Remember the good old days when you saw something and decided whether or not to post about it? Or when you took all those pictures at a party and got up the next morning and thought about which ones were appropriate for Flickr? Or all that stuff you went through editing video and deciding what to post? All that is so loaded with 20th century values. Flixwagon lets you turn on your Nokia N95 camera phone (in the U.S.), click the "broadcast now" soft button and anything you see or say... anyone can see or hear! In this interview
Xen from Flixwagon tells me about the time she made a pocket broadcast. Like an unintended pocket call, except the video stream when out--live from her life---unintended. And there is the story about the Hillary Clinton event that was closed to the broadcast press... except it was broadcast. And through the combo of Flixwagon and Twitter the press tuned in live via camera phone.
I suggested to Xen they post set of best practices or warnings, like all the stuff we ignore about operating potentially dangerous machinery. My list might include:
-Warning broadcasts are live. Use with discretion when you're inebriated.

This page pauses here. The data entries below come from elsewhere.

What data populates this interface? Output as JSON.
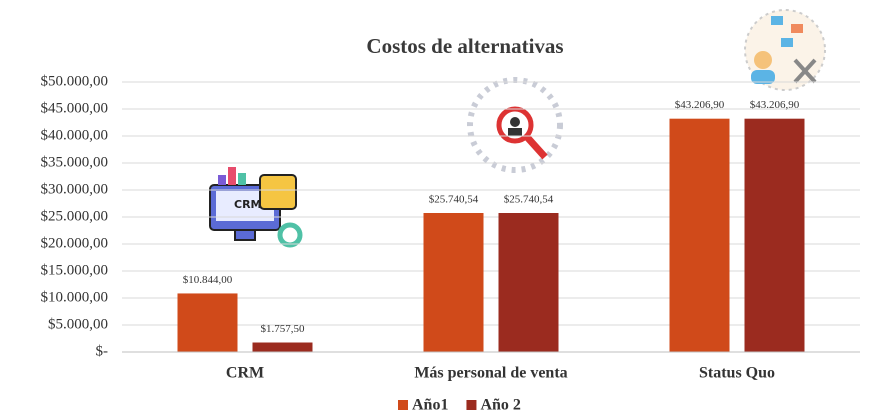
{
  "chart_data": {
    "type": "bar",
    "title": "Costos de alternativas",
    "categories": [
      "CRM",
      "Más personal de venta",
      "Status Quo"
    ],
    "series": [
      {
        "name": "Año1",
        "color": "#d04a1a",
        "values": [
          10844,
          25740.54,
          43206.9
        ],
        "value_labels": [
          "$10.844,00",
          "$25.740,54",
          "$43.206,90"
        ]
      },
      {
        "name": "Año 2",
        "color": "#9b2b1f",
        "values": [
          1757.5,
          25740.54,
          43206.9
        ],
        "value_labels": [
          "$1.757,50",
          "$25.740,54",
          "$43.206,90"
        ]
      }
    ],
    "ylim": [
      0,
      50000
    ],
    "yticks": [
      {
        "value": 0,
        "label": "$-"
      },
      {
        "value": 5000,
        "label": "$5.000,00"
      },
      {
        "value": 10000,
        "label": "$10.000,00"
      },
      {
        "value": 15000,
        "label": "$15.000,00"
      },
      {
        "value": 20000,
        "label": "$20.000,00"
      },
      {
        "value": 25000,
        "label": "$25.000,00"
      },
      {
        "value": 30000,
        "label": "$30.000,00"
      },
      {
        "value": 35000,
        "label": "$35.000,00"
      },
      {
        "value": 40000,
        "label": "$40.000,00"
      },
      {
        "value": 45000,
        "label": "$45.000,00"
      },
      {
        "value": 50000,
        "label": "$50.000,00"
      }
    ],
    "grid": true,
    "legend": "bottom"
  }
}
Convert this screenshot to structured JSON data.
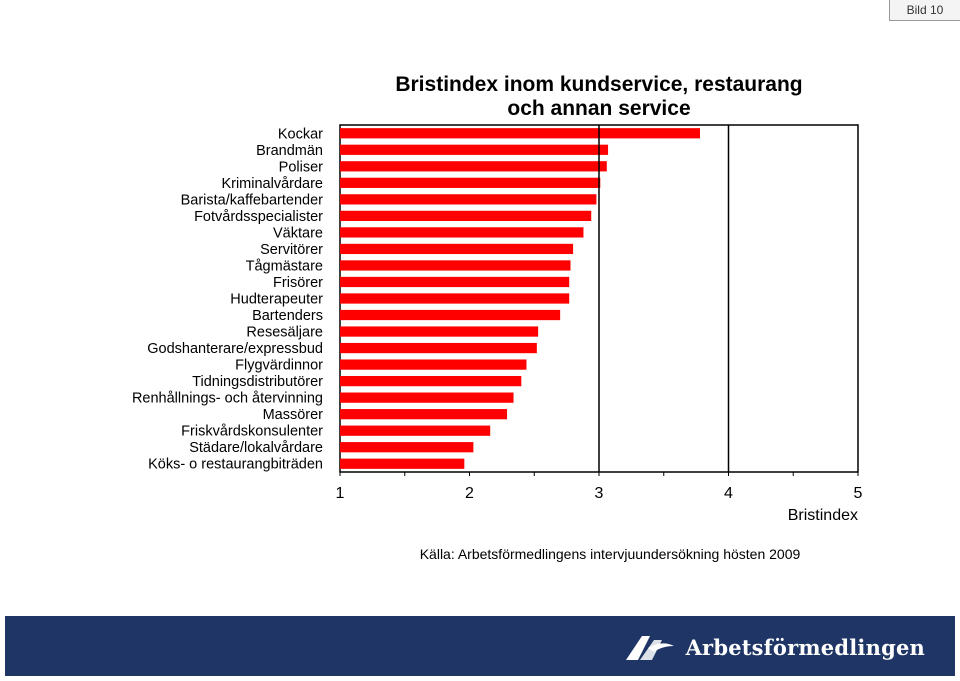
{
  "slide": {
    "label": "Bild 10"
  },
  "source": "Källa: Arbetsförmedlingens intervjuundersökning hösten 2009",
  "logo": {
    "name": "Arbetsförmedlingen"
  },
  "colors": {
    "bar": "#ff0000",
    "footer": "#1f3566"
  },
  "chart_data": {
    "type": "bar",
    "orientation": "horizontal",
    "title": "Bristindex inom kundservice, restaurang och annan service",
    "title_lines": [
      "Bristindex inom kundservice, restaurang",
      "och annan service"
    ],
    "xlabel": "Bristindex",
    "ylabel": "",
    "xlim": [
      1,
      5
    ],
    "xticks": [
      "1",
      "2",
      "3",
      "4",
      "5"
    ],
    "grid": "vertical lines at 3 and 4",
    "categories": [
      "Kockar",
      "Brandmän",
      "Poliser",
      "Kriminalvårdare",
      "Barista/kaffebartender",
      "Fotvårdsspecialister",
      "Väktare",
      "Servitörer",
      "Tågmästare",
      "Frisörer",
      "Hudterapeuter",
      "Bartenders",
      "Resesäljare",
      "Godshanterare/expressbud",
      "Flygvärdinnor",
      "Tidningsdistributörer",
      "Renhållnings- och återvinning",
      "Massörer",
      "Friskvårdskonsulenter",
      "Städare/lokalvårdare",
      "Köks- o restaurangbiträden"
    ],
    "values": [
      3.78,
      3.07,
      3.06,
      3.01,
      2.98,
      2.94,
      2.88,
      2.8,
      2.78,
      2.77,
      2.77,
      2.7,
      2.53,
      2.52,
      2.44,
      2.4,
      2.34,
      2.29,
      2.16,
      2.03,
      1.96
    ]
  }
}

-Warning. You're not likely to have much discretion when you're inebriated.
-The Golden Rule of Broadcast: Ask permission to broadcast others as you'd hope they'd ask permission of you
-If your are under 18, read the warnings.
-Warning: No one under 18 heeds warnings.
I'm actually delighted that all the stuff that sat in the way of shooting video and posting it has gone away. Now everything's a post, life's a broadcast, and going live has also been completely democratized.